夕方、帰宅する頃には、薄暗くなっていることが多い。
自宅の前は、私道でその向こう側に運送会社の倉庫がある。いつもトラックが往来し、フォークリフトの音がする。
その日、帰りついたばかりの私に背後から
「すみませ~ん。すみませ~ん。」
と、フェンス越しに声を掛けられた。
何事かと思って、振り向いたら、若いお兄さんが、空気入れがあったら貸して欲しいと言って来た。

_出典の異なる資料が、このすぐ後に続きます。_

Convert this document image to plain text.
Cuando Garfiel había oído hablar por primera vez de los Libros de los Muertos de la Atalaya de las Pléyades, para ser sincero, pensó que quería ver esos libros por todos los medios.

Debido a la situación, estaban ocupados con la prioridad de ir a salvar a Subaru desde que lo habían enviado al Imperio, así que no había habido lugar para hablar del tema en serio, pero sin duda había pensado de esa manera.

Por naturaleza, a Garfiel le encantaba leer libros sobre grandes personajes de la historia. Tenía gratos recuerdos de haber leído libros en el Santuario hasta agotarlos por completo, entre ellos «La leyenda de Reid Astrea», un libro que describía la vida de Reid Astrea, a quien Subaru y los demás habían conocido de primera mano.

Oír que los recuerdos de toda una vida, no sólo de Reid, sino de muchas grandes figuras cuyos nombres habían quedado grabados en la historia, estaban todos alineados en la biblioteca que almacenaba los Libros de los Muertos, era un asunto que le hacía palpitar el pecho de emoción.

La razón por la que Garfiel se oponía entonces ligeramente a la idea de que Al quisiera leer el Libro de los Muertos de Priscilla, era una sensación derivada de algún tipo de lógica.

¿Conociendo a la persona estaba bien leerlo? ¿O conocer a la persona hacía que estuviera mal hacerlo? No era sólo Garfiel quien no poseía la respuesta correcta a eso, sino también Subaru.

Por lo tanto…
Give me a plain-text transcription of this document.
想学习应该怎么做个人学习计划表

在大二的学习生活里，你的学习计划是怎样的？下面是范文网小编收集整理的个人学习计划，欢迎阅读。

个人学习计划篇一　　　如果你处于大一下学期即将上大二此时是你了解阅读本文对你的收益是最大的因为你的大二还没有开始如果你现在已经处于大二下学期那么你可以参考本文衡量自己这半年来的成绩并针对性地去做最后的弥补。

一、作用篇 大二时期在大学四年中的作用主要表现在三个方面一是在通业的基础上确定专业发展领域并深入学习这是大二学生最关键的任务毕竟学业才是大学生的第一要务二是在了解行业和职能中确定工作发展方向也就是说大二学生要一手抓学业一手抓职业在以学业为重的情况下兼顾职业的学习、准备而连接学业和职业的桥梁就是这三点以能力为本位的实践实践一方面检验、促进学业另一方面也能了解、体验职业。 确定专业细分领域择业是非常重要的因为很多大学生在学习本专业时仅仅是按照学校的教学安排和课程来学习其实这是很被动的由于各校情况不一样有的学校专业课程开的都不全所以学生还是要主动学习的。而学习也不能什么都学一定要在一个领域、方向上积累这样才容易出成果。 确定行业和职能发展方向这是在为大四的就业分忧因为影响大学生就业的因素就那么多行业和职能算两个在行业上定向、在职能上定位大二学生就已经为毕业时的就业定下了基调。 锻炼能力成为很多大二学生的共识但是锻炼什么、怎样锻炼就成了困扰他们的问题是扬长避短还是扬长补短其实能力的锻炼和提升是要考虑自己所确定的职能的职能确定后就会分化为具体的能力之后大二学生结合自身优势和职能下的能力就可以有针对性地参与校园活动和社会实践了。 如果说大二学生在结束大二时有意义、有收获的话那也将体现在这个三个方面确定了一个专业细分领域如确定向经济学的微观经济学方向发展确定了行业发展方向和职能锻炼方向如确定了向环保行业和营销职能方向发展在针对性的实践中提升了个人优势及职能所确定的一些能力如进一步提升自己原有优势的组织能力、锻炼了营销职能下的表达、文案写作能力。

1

快諾して、うちの中に入り、フェンス越しに空気入れをその青年に渡した。
私は、洗濯ものを取り込みながら、青年が自転車のタイヤに空気を入れているのをチラチラ見ていた。
使い方が間違っているようだったので、説明した。
青年は、人懐こい笑顔で
「これ、使い易いですね。軽いですよね。どこで買ったんですか?。」
と、話しかけた。
主人が見つくろって、手に入れたモノなので詳細は、わからなかった。
そうして青年は、お礼を言って、その場を離れた。
困っていたのだろうが、帰って来たばかりのおばさんによく「貸してください」と声が掛けられたなぁと、感心してしまった。
あんなに気軽に頼まれるとこちらも気にせず、気持ちよく貸せるもんだと思った。